Politique

Le Pentagone : « L’Etat islamique se regroupe en Irak »

Une cinquantaine de nouveaux combattants étrangers rejoignent le groupe terroriste chaque mois

Le mouvement terroriste Daesh commence à se développer dangereusement et en Irak à un rythme plus rapide qu’en Syrie. C’est ce qu’indique un rapport du département de la Défense nationale des États-Unis. Selon le rapport, le retrait prévu des troupes américaines de la région pourrait permette à Daesh de regagner rapidement du terrain.

Aux Etats-Unis, La décision du président Donald Trump de supprimer progressivement la présence militaire américaine dans la région a été critiquée, tant dans le camp démocrate, que dans le camp républicain.
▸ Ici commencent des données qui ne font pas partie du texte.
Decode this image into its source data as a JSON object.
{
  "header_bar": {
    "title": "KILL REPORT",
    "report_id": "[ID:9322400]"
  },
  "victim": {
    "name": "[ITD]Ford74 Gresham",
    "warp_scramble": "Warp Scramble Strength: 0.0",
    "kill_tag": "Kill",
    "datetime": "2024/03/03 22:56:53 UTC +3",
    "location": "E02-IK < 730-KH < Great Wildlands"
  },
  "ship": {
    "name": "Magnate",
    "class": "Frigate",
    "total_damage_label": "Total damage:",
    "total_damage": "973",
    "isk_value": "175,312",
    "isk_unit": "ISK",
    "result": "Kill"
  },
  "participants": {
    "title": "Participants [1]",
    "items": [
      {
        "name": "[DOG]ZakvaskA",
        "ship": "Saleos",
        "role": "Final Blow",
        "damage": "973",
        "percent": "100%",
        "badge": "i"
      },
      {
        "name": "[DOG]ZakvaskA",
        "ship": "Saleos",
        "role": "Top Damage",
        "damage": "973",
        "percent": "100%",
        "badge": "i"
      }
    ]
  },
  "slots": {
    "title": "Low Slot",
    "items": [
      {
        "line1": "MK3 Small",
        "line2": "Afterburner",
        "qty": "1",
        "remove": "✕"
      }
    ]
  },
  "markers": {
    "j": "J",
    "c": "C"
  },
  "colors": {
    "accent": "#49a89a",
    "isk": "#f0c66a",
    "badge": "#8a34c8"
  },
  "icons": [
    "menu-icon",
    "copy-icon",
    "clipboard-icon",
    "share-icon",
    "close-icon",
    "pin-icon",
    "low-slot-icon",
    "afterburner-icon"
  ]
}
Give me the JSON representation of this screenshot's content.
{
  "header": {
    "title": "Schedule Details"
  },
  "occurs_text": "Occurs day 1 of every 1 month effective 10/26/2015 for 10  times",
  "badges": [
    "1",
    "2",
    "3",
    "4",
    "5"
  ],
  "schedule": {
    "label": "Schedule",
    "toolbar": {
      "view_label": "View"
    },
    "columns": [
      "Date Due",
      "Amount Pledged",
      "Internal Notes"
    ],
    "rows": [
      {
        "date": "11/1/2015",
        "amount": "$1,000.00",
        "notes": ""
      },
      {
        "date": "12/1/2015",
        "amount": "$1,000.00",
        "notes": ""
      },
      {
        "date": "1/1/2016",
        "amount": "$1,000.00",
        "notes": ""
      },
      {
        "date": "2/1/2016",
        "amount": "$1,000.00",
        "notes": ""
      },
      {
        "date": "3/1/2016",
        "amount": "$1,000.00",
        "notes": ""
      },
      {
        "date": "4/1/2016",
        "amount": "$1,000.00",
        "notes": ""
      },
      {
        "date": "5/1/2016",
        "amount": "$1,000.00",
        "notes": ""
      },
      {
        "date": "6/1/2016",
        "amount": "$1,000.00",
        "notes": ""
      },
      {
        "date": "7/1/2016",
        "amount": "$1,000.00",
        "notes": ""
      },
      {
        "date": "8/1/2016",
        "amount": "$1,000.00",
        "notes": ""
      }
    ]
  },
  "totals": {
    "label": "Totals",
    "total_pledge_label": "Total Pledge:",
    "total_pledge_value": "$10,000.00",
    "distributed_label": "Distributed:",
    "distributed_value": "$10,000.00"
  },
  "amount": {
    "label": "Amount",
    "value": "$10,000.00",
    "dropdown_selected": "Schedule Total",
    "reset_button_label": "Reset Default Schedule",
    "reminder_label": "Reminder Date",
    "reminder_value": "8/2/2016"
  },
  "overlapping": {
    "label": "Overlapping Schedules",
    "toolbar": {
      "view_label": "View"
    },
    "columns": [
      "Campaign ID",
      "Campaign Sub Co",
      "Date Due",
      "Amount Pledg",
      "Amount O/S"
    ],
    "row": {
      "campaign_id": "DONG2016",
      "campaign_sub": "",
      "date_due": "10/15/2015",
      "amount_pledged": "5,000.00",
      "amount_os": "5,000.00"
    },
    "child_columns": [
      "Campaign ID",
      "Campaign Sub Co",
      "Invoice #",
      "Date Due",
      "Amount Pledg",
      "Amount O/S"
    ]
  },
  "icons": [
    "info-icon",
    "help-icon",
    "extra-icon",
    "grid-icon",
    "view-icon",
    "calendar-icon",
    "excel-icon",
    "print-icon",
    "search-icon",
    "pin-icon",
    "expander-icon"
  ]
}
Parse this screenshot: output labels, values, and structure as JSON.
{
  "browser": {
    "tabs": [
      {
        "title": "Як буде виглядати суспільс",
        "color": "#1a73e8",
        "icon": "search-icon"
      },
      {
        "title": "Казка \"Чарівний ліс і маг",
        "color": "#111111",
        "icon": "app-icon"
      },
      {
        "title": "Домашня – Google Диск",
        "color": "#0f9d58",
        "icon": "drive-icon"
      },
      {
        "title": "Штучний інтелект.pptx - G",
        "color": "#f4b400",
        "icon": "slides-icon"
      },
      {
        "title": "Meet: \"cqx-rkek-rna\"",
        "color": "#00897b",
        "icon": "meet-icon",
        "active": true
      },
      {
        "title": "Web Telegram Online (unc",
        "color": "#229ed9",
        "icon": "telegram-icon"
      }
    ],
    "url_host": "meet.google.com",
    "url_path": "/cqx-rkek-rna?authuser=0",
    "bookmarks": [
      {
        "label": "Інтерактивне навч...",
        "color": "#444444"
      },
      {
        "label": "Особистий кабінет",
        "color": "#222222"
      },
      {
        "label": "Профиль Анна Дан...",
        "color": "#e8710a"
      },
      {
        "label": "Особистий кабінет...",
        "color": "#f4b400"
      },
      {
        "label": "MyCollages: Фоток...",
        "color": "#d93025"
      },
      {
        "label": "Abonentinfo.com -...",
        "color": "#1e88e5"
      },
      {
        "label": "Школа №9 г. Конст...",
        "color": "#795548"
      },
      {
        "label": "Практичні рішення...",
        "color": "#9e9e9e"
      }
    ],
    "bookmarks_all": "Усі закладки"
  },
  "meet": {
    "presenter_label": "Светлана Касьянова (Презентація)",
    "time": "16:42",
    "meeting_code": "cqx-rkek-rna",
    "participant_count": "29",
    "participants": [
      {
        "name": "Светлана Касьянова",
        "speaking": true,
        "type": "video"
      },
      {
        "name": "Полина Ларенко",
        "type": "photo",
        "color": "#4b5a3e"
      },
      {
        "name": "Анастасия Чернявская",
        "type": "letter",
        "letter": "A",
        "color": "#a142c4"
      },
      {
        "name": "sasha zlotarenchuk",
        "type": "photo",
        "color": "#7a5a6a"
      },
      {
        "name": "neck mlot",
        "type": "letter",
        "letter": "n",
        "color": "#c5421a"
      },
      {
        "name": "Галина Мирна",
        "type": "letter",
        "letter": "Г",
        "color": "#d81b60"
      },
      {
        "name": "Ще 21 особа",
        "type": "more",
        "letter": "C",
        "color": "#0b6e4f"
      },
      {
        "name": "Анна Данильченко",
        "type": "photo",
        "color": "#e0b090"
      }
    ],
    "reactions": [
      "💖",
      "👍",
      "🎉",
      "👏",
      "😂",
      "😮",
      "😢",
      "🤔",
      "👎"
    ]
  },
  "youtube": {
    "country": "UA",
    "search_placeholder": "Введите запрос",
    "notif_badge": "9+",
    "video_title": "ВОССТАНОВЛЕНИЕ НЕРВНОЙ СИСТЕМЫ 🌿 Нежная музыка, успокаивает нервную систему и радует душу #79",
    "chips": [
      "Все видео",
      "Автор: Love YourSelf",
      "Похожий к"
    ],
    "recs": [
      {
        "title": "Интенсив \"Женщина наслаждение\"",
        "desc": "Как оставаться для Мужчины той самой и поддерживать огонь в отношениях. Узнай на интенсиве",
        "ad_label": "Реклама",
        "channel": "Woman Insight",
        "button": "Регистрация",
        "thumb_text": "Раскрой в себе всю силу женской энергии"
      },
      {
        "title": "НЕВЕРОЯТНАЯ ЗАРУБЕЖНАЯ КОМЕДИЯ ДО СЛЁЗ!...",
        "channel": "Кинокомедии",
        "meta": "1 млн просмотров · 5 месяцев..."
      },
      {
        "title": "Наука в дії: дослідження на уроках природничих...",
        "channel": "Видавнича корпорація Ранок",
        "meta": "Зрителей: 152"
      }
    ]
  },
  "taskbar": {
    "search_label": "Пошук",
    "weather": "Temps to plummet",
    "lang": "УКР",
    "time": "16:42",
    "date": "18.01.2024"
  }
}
Un retour en force dans 6 à 12 mois ?

Le rapport avertit qu’en l’absence de pressions militaires soutenues, Daesh pourrait regagner du terrain dans un délai de six à douze mois. « Si les réclamations socio-économiques, politiques et religieuses des sunnites ne sont pas suffisamment prises en compte par les gouvernements d’Irak et de Syrie, il y a de bonnes chances que Daesh puisse à nouveau jeter les bases d’un retour en force et d’un contrôle territorial dans la région », indique le rapport trimestriel de l’inspecteur général de la Défense sur l’opération Inherent Resolve.

« Actuellement, Daesh régénère des fonctions cruciales et ses capacités plus rapidement en Irak qu’en Syrie. Mais à défaut de pression continue [des servcies du contre-terrorisme], l’Etat islamique (EI) pourrait revenir en force  en Syrie dans les six à douze mois, pour reprendre des territoires limités dans la [vallée médiane de l’Euphrate]. »

Une cinquantaine de nouveaux combattants étrangers de plus chaque mois

Le rapport décrit Daesh comme une « force endurcie par le combat », qui attire une cinquantaine de nouveaux combattants étrangers chaque mois. Le groupe génère encore des revenus considérables en Syrie grâce au trafic de pétrole, à la levée d’impôts et à des activités criminelles telles que des extorsions de fonds et des enlèvements dans les zones qu’il ne contrôle pas.

Selon le rapport, Daesh est toujours présent dans de vastes zones rurales de l’Irak. Toutefois, en Syrie, il se compare davantage à une insurrection décentralisée.

« La perte de territoires en Syrie a accru la pression sur les dirigeants de Daesh, qui disosent de moins d’endroits où se cacher », indique le rapport. « En conséquence, les membres hauts placés de l’EI qui ont été capturés ou tués au cours des derniers mois ont été plus nombreux, bien que les membres les plus éminents du groupe aient jusqu’à présent réussi à échapper à la capture ou à la mort ».

Une présence américaine en Irak pour surveiller l’Iran ?

Le président américain Donald Trump a annoncé à la mi-décembre dernière 2018 que l’armée américaine allait quitter la Syrie.
Le nombre de militaires américains en Syrie vient de grimper à 3 000. Des divisions logistiques et des forces de sécurité ont été envoyées dans la région pour aider à déplacer le matériel procéder par la suite au retrait des troupes. Au total, cette opération devrait prendre 120 jours, et le retrait devrait être effectif au milieu du printemps.

D’un autre côté, environ cinq mille soldats américains sont stationnés en Irak. Lors d’une interview donnée dimanche, le président Trump a déclaré que le maintien d’une présence militaire en Irak demeurait vital pour surveiller l’Iran.

Cependant, ces déclarations ont suscité une réaction de son homologue irakien Barham Salih, qui a souligné que les troupes américaines n’ont pas le droit de mener des opérations d’observation dans son pays. « Nous ne le permettrons pas », a-t-il dit.